电影对“南希”这个角色的塑造,比原著更有温度。她不是简单的“堕落女郎”,而是身处底层却仍有最后一道道德防线的人。当她决心保护奥利弗、向布朗洛先生报信时,走廊里那段犹豫不决的踱步用了几乎两分钟的长镜头,背景里只有煤气灯忽明忽暗的光。这个细节很容易被忽略,但它讲明了南希的挣扎:她不是英雄,她只是无法继续看着一个无辜的孩子被拖进泥潭。后来她被比尔·赛克斯杀死,电影没有拍得太血腥,而是通过画面构图——她倒在门外,手还握着门把手,身体挡住了一半出口——传递出一种无声的窒息感。观众会意识到,在那个社会里,善意的代价往往是性命。

另一个容易被低估的角色是费金。波兰斯基没有把他妖魔化。他教孩子们偷窃,但也被饿怕了,自己蜷缩在破旧阁楼里数硬币的样子,更像一个被时代碾压过的老人。
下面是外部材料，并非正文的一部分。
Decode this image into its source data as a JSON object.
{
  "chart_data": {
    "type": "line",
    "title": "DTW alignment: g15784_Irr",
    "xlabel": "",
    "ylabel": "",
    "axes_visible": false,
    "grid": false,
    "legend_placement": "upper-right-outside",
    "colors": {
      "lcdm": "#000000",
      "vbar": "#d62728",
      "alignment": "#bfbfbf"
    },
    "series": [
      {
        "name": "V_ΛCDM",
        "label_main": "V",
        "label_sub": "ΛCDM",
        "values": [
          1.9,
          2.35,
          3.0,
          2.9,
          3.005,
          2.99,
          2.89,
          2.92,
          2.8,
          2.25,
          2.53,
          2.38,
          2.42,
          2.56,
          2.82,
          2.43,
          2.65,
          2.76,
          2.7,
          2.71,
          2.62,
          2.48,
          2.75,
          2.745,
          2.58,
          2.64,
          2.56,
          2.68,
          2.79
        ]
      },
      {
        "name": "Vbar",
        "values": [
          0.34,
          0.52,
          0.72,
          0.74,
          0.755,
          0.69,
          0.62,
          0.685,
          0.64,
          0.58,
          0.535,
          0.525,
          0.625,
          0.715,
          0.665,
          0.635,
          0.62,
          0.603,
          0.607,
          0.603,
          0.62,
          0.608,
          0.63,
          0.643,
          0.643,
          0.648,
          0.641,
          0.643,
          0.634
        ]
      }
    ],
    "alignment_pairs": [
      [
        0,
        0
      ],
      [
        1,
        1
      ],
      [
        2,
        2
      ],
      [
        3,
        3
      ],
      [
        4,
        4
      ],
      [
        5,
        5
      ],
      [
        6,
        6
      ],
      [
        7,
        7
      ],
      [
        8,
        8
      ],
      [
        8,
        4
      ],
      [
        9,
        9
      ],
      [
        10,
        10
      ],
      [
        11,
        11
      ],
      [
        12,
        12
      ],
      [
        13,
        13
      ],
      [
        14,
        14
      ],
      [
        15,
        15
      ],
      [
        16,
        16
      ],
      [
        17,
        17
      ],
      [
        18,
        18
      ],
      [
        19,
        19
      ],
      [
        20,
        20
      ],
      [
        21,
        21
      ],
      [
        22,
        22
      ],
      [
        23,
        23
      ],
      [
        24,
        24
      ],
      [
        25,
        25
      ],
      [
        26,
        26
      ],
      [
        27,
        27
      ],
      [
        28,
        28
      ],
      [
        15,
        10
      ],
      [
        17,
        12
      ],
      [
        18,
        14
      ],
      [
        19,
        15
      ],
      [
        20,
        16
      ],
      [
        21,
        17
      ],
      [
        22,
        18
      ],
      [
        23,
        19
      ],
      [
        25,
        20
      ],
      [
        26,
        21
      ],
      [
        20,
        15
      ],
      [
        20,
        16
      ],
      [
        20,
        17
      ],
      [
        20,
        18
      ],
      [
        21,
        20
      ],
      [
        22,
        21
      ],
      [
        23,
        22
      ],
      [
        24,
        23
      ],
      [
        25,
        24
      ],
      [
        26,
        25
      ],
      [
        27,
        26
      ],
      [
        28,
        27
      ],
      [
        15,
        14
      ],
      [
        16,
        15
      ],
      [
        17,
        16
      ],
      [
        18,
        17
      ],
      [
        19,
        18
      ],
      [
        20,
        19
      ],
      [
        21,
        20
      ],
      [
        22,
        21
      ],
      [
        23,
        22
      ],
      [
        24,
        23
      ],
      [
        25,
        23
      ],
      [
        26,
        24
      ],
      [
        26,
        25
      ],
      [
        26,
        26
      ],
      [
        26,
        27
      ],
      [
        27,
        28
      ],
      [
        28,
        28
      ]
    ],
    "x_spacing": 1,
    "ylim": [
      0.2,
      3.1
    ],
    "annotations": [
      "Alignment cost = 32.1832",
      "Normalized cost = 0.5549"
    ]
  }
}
电影特意给了费金和奥利弗一起吃饭的镜头:费金把面包递给奥利弗时,手势很轻,另一只手护住盘子边缘,这个动作暗示他也会保护自己仅有的东西。但到了最后法庭审判那场戏,费金被画外音谴责“教唆青少年人犯罪”,画面却只拍了他垂着头的背影。导演没有给出任何评判,观众得自己思考:一个连生存都是问题的底层老人,他有选择吗?这种留白比直接批判更有力量。
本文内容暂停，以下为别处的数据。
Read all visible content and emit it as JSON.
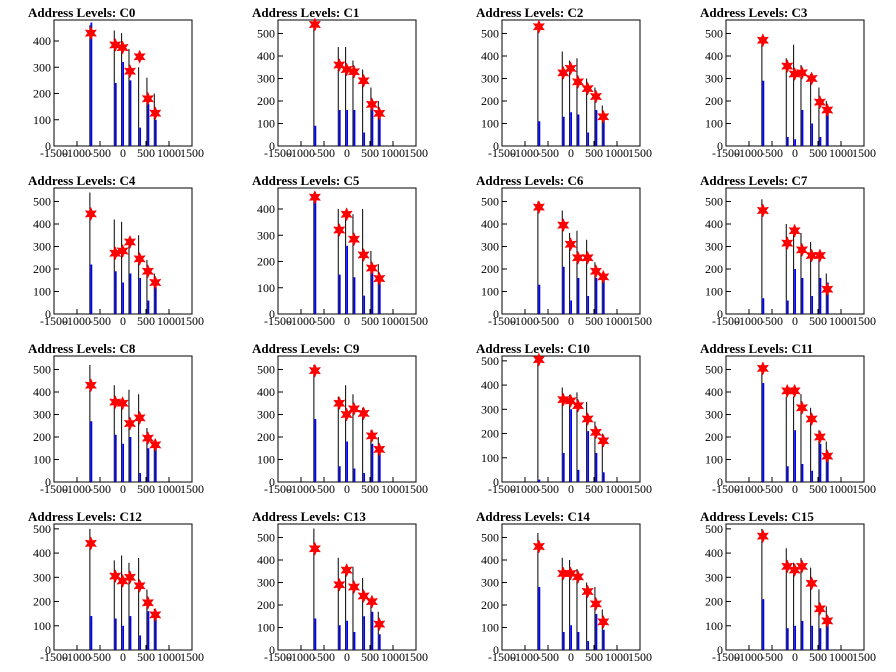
{
  "colors": {
    "blue": "#0000ff",
    "black": "#000000",
    "star": "#ff0000"
  },
  "chart_data": {
    "type": "bar",
    "x_ticks": [
      -1500,
      -1000,
      -500,
      0,
      500,
      1000,
      1500
    ],
    "x_tick_labels": [
      "-1500",
      "-1000",
      "-500",
      "0",
      "500",
      "1000",
      "1500"
    ],
    "xlim": [
      -1500,
      1500
    ],
    "levels": [
      -720,
      -190,
      -30,
      130,
      340,
      520,
      680
    ],
    "panels": [
      {
        "title": "Address Levels: C0",
        "ylim": [
          0,
          480
        ],
        "y_ticks": [
          0,
          100,
          200,
          300,
          400
        ],
        "black": [
          460,
          440,
          430,
          370,
          300,
          260,
          200
        ],
        "blue": [
          470,
          240,
          320,
          250,
          70,
          160,
          100
        ],
        "stars": [
          430,
          385,
          375,
          285,
          340,
          180,
          125
        ]
      },
      {
        "title": "Address Levels: C1",
        "ylim": [
          0,
          560
        ],
        "y_ticks": [
          0,
          100,
          200,
          300,
          400,
          500
        ],
        "black": [
          540,
          440,
          440,
          380,
          340,
          260,
          200
        ],
        "blue": [
          90,
          160,
          160,
          160,
          60,
          170,
          160
        ],
        "stars": [
          540,
          360,
          340,
          330,
          290,
          185,
          145
        ]
      },
      {
        "title": "Address Levels: C2",
        "ylim": [
          0,
          560
        ],
        "y_ticks": [
          0,
          100,
          200,
          300,
          400,
          500
        ],
        "black": [
          540,
          420,
          380,
          390,
          300,
          260,
          180
        ],
        "blue": [
          110,
          130,
          150,
          140,
          60,
          160,
          120
        ],
        "stars": [
          530,
          325,
          345,
          285,
          255,
          220,
          130
        ]
      },
      {
        "title": "Address Levels: C3",
        "ylim": [
          0,
          560
        ],
        "y_ticks": [
          0,
          100,
          200,
          300,
          400,
          500
        ],
        "black": [
          480,
          390,
          450,
          360,
          320,
          260,
          200
        ],
        "blue": [
          290,
          40,
          30,
          160,
          100,
          40,
          160
        ],
        "stars": [
          470,
          355,
          320,
          325,
          300,
          195,
          160
        ]
      },
      {
        "title": "Address Levels: C4",
        "ylim": [
          0,
          560
        ],
        "y_ticks": [
          0,
          100,
          200,
          300,
          400,
          500
        ],
        "black": [
          540,
          420,
          410,
          340,
          350,
          240,
          180
        ],
        "blue": [
          220,
          190,
          140,
          180,
          160,
          60,
          120
        ],
        "stars": [
          445,
          270,
          280,
          320,
          245,
          190,
          140
        ]
      },
      {
        "title": "Address Levels: C5",
        "ylim": [
          0,
          480
        ],
        "y_ticks": [
          0,
          100,
          200,
          300,
          400
        ],
        "black": [
          460,
          400,
          380,
          380,
          400,
          240,
          190
        ],
        "blue": [
          440,
          150,
          260,
          140,
          70,
          160,
          150
        ],
        "stars": [
          445,
          320,
          380,
          285,
          225,
          175,
          135
        ]
      },
      {
        "title": "Address Levels: C6",
        "ylim": [
          0,
          560
        ],
        "y_ticks": [
          0,
          100,
          200,
          300,
          400,
          500
        ],
        "black": [
          500,
          460,
          360,
          370,
          330,
          230,
          180
        ],
        "blue": [
          130,
          210,
          60,
          160,
          80,
          160,
          150
        ],
        "stars": [
          475,
          395,
          310,
          250,
          250,
          190,
          165
        ]
      },
      {
        "title": "Address Levels: C7",
        "ylim": [
          0,
          560
        ],
        "y_ticks": [
          0,
          100,
          200,
          300,
          400,
          500
        ],
        "black": [
          510,
          400,
          370,
          360,
          320,
          270,
          180
        ],
        "blue": [
          70,
          60,
          200,
          160,
          80,
          160,
          140
        ],
        "stars": [
          460,
          315,
          370,
          285,
          260,
          260,
          110
        ]
      },
      {
        "title": "Address Levels: C8",
        "ylim": [
          0,
          560
        ],
        "y_ticks": [
          0,
          100,
          200,
          300,
          400,
          500
        ],
        "black": [
          520,
          430,
          340,
          410,
          390,
          240,
          180
        ],
        "blue": [
          270,
          210,
          170,
          200,
          40,
          150,
          150
        ],
        "stars": [
          430,
          355,
          350,
          260,
          285,
          195,
          165
        ]
      },
      {
        "title": "Address Levels: C9",
        "ylim": [
          0,
          560
        ],
        "y_ticks": [
          0,
          100,
          200,
          300,
          400,
          500
        ],
        "black": [
          520,
          380,
          430,
          390,
          330,
          230,
          200
        ],
        "blue": [
          280,
          70,
          180,
          60,
          40,
          170,
          130
        ],
        "stars": [
          495,
          350,
          300,
          325,
          305,
          205,
          145
        ]
      },
      {
        "title": "Address Levels: C10",
        "ylim": [
          0,
          520
        ],
        "y_ticks": [
          0,
          100,
          200,
          300,
          400,
          500
        ],
        "black": [
          510,
          390,
          360,
          370,
          330,
          250,
          200
        ],
        "blue": [
          10,
          120,
          300,
          50,
          210,
          120,
          40
        ],
        "stars": [
          505,
          340,
          335,
          315,
          260,
          205,
          170
        ]
      },
      {
        "title": "Address Levels: C11",
        "ylim": [
          0,
          560
        ],
        "y_ticks": [
          0,
          100,
          200,
          300,
          400,
          500
        ],
        "black": [
          520,
          380,
          380,
          390,
          330,
          230,
          180
        ],
        "blue": [
          440,
          70,
          230,
          80,
          50,
          170,
          120
        ],
        "stars": [
          505,
          405,
          405,
          330,
          280,
          200,
          115
        ]
      },
      {
        "title": "Address Levels: C12",
        "ylim": [
          0,
          520
        ],
        "y_ticks": [
          0,
          100,
          200,
          300,
          400,
          500
        ],
        "black": [
          500,
          370,
          390,
          360,
          380,
          250,
          170
        ],
        "blue": [
          140,
          130,
          100,
          140,
          60,
          160,
          130
        ],
        "stars": [
          440,
          305,
          285,
          300,
          265,
          195,
          145
        ]
      },
      {
        "title": "Address Levels: C13",
        "ylim": [
          0,
          560
        ],
        "y_ticks": [
          0,
          100,
          200,
          300,
          400,
          500
        ],
        "black": [
          540,
          410,
          340,
          370,
          320,
          230,
          170
        ],
        "blue": [
          140,
          110,
          130,
          80,
          150,
          170,
          70
        ],
        "stars": [
          450,
          290,
          355,
          280,
          240,
          215,
          115
        ]
      },
      {
        "title": "Address Levels: C14",
        "ylim": [
          0,
          560
        ],
        "y_ticks": [
          0,
          100,
          200,
          300,
          400,
          500
        ],
        "black": [
          520,
          410,
          400,
          360,
          300,
          280,
          180
        ],
        "blue": [
          280,
          80,
          110,
          80,
          40,
          160,
          90
        ],
        "stars": [
          460,
          340,
          340,
          325,
          260,
          205,
          125
        ]
      },
      {
        "title": "Address Levels: C15",
        "ylim": [
          0,
          520
        ],
        "y_ticks": [
          0,
          100,
          200,
          300,
          400,
          500
        ],
        "black": [
          500,
          420,
          360,
          380,
          340,
          250,
          180
        ],
        "blue": [
          210,
          90,
          100,
          120,
          100,
          90,
          140
        ],
        "stars": [
          470,
          345,
          330,
          345,
          275,
          170,
          120
        ]
      }
    ]
  }
}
雾都孤儿电影观后感-从雾都孤儿看狄更斯笔下的光明与生存法则
雾都孤儿电影观后感-从雾都孤儿看狄更斯笔下的光明与生存法则

电影的视觉语言非常值得反复琢磨。比如伦敦街头的雾,并非全片都灰蒙蒙,而是根据情绪变化色调。奥利弗被误抓上法庭那一段,画面突然变得惨白,所有人物像纸片一样扁平,像是新闻画报里的插图,暗示这场审判本身就是一场表演,根本没有人在意奥利弗是否真的偷了手帕。最后奥利弗被救回布朗洛先生家,阳光短暂出现,但家里的陈设依然厚重、黯淡,窗户上的铁栅栏也没有拆掉。这或许在说:即便脱离最黑暗的泥潭,那个社会的阴影依然烙印在他身上。

如果你打算认真写一篇观后感,建议跳出“同情奥利弗”这个层面。不妨花点时间琢磨几个小细节:电影开头那只老鼠在孤儿院地板缝间穿梭的镜头,和结尾奥利弗站在书架前看向窗外的小鸟,形成一种对照——老鼠和鸟都不是自由或被囚禁的简单象征,它们只是两种生存状态。狄更斯原著写于十九世纪三十年代,那时候英国刚刚通过新济贫法,电影虽然没有直接搬出台词批评法律,但画面里那些瘦得皮包骨的孩子、用木棍搅拌稀粥的厨娘、冷淡的神职人员,已经把所有批判都刻在布景上了。波兰斯基本人曾经是个二战中的流浪儿童,他拍这部片子时自带一种亲历者的克制——不煽情,不渲染苦难,而是让你自己拼凑出一个结论:秩序有问题的时候,孩子总是最先遭殃的人。

当然,作为普通观众,如果你只是想感受一个故事的张力,电影也完全及格。不过建议在片尾字幕滚动时着关掉,等那首朴素的主题曲《Where Is Love》慢慢放完。这首歌在片中由奥利弗在孤儿院唱过,声音颤抖又干净,比后来任何改编版本都更有撞击力。旋律简单到只有几个音符,但里面的孤独感几乎要溢出屏幕。这才是《雾都孤儿》真正的内核:它不是要你哭,而是让你记住这个孩子曾经那么渴望被看见、被善待,而最终被善待的方式竟如此偶然。放在今天来看,谁敢说这种偶然彻底消失了呢?